L’architecture gothique changea tout cela. Il faut se rappeler que c’est à Saint-Denis qu’elle triomphe véritablement avec succès pour la première fois malgré quelques essais notamment à Durham en Angleterre, et que c’est ainsi que l’abbé Suger pût aménager des vitraux à la taille encore jamais égalée. Cette architecture gothique rend les murs moins importants, ce qui permit de laisser la place aux grandes ouvertures et à la lumière, en résolvant la maîtrise des forces à l’extérieur de l’édifice et non plus, comme pour l’architecture romane, à l’intérieur, ce qui permet une diminution de l’épaisseur des murs et une véritable poussée vers le haut des édifices. Elle repose principalement sur l’utilisation des croisées d’ogives : non seulement celles-ci reportent l’ensemble du poids du centre de la voûte vers ses quatre supports, mais leur légèreté permet aussi l’ouverture de grandes baies. L’autre élément qui influe sur la taille des baies est l’utilisation de l’arc brisé : considéré comme caractéristique du gothique, il est toutefois déjà utilisé auparavant, notamment à Cluny III (1088-1130) pour voûter la nef centrale. L’arc brisé, à portée égale avec l’arc plein cintre, possède une ouverture plus importante et permet donc des dimensions plus importantes pour les baies, ce qui implique de pouvoir poser des vitraux plus imposants.

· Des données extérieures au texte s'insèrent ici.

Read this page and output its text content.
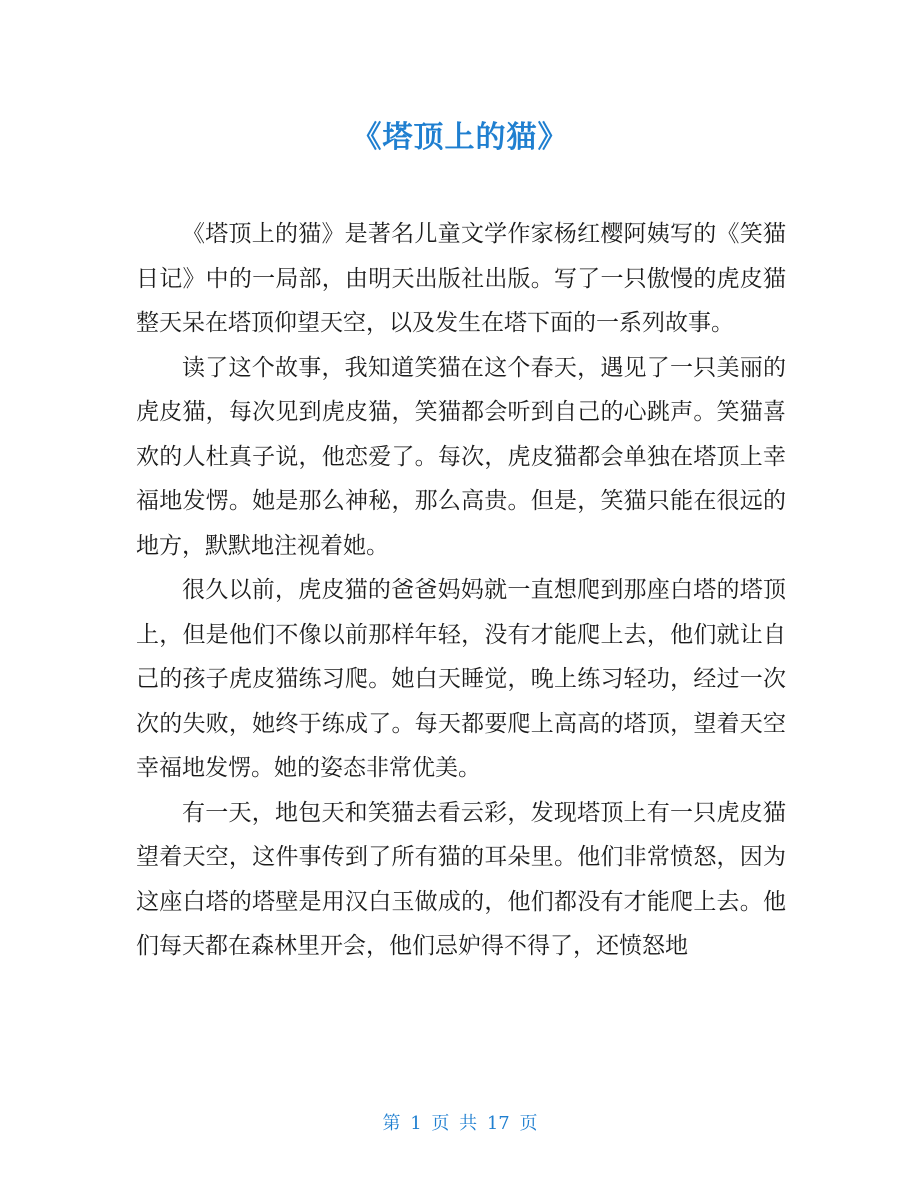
《塔顶上的猫》

《塔顶上的猫》是著名儿童文学作家杨红樱阿姨写的《笑猫日记》中的一局部，由明天出版社出版。写了一只傲慢的虎皮猫整天呆在塔顶仰望天空，以及发生在塔下面的一系列故事。

读了这个故事，我知道笑猫在这个春天，遇见了一只美丽的虎皮猫，每次见到虎皮猫，笑猫都会听到自己的心跳声。笑猫喜欢的人杜真子说，他恋爱了。每次，虎皮猫都会单独在塔顶上幸福地发愣。她是那么神秘，那么高贵。但是，笑猫只能在很远的地方，默默地注视着她。

很久以前，虎皮猫的爸爸妈妈就一直想爬到那座白塔的塔顶上，但是他们不像以前那样年轻，没有才能爬上去，他们就让自己的孩子虎皮猫练习爬。她白天睡觉，晚上练习轻功，经过一次次的失败，她终于练成了。每天都要爬上高高的塔顶，望着天空幸福地发愣。她的姿态非常优美。

有一天，地包天和笑猫去看云彩，发现塔顶上有一只虎皮猫望着天空，这件事传到了所有猫的耳朵里。他们非常愤怒，因为这座白塔的塔壁是用汉白玉做成的，他们都没有才能爬上去。他们每天都在森林里开会，他们忌妒得不得了，还愤怒地

第 1 页 共 17 页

2/ L’art du vitrail : la technique

La réalisation d’un vitrail est un long travail qui requiert l’intervention d’une main d’œuvre assez nombreuse. Les méthodes de fabrication ont peu varié depuis le Moyen-Âge, et sont aujourd’hui connues surtout grâce à l’ouvrage du moine rhénan Théophile Schedula Diversarum Artium (Traité des Divers Arts), du début du XIIème siècle, et qui décrit les différents métiers du verre. La fabrication du verre tout d’abord : le verre utilisé dans le cadre d’un vitrail est du verre soufflé ; selon Théophile, celui-ci est composé de deux tiers de cendres végétales et d’un tiers de sable de rivière (qui remplaçait la silice, cependant le verre manquant de silice manquait de dureté).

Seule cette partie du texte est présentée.